In this paper we present a detailed study of the structures and morphologies of a sample of 1188 massive galaxies with M _ { * } \geq 10 ^ { 10 } M _ { \odot } between redshifts z = 1 - 3 within the Ultra Deep Survey ( UDS ) region of the Cosmic Assembly Near-infrared Deep Extragalactic Legacy Survey ( CANDELS ) field .
Using this sample we determine how galaxy structure and morphology evolve with time , and investigate the nature of galaxy structure at high redshift .
We visually classify our sample into disks , ellipticals and peculiar systems and correct for redshift effects on these classifications through simulations .
We find significant evolution in the fractions of galaxies at a given visual classification as a function of redshift .
The peculiar population is dominant at z > 2 with a substantial spheroid population , and a negligible disk population .
We compute the transition redshift , z _ { trans } , where the combined fraction of spheroidal and disk galaxies is equal to that of the peculiar population , as z _ { trans } = 1.86 \pm 0.62 for galaxies in our stellar mass range .
We find that this transition changes as a function of stellar mass , with Hubble-type galaxies becoming dominant at higher redshifts for higher mass galaxies ( z _ { trans } = 2.22 \pm 0.82 ) , than for the lower mass galaxies ( z _ { trans } = 1.73 \pm 0.57 ) .

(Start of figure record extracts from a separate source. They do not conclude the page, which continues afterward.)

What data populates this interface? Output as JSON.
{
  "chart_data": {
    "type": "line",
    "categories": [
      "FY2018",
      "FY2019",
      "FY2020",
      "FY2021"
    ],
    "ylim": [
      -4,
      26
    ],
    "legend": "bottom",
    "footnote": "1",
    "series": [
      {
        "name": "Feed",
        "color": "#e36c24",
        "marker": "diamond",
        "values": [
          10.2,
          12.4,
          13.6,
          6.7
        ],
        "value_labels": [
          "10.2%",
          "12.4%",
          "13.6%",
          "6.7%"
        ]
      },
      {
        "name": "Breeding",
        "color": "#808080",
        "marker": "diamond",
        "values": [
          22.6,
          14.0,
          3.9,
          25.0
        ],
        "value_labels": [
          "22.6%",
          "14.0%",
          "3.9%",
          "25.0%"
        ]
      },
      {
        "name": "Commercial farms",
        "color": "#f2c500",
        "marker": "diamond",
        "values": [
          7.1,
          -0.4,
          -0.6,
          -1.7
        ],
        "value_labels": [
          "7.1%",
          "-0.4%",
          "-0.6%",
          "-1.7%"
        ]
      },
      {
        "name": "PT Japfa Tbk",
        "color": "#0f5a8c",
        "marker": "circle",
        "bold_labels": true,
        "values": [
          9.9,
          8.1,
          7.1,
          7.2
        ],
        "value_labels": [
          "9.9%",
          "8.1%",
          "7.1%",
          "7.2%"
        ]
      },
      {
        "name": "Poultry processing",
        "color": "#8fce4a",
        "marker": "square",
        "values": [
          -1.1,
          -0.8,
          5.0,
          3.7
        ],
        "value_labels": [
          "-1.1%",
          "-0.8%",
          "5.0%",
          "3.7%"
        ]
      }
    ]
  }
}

Higher mass galaxies become morphologically settled before their lower mass counterparts , a form of morphological downsizing .
We furthermore compare our visual classifications with Sérsic index , the concentration , asymmetry and clumpiness ( CAS ) parameters , star formation rate and rest frame U - B colour .
We find links between the colour of a galaxy , its star formation rate and how extended or peculiar it appears .
Finally , we discuss the negligible z > 2 disk fraction based on visual morphologies and speculate that this is an effect of forming disks appearing peculiar through processes such as violent disk instabilities or mergers .
We conclude that to properly define and measure high redshift morphology and structure a new and more exact classification scheme is needed .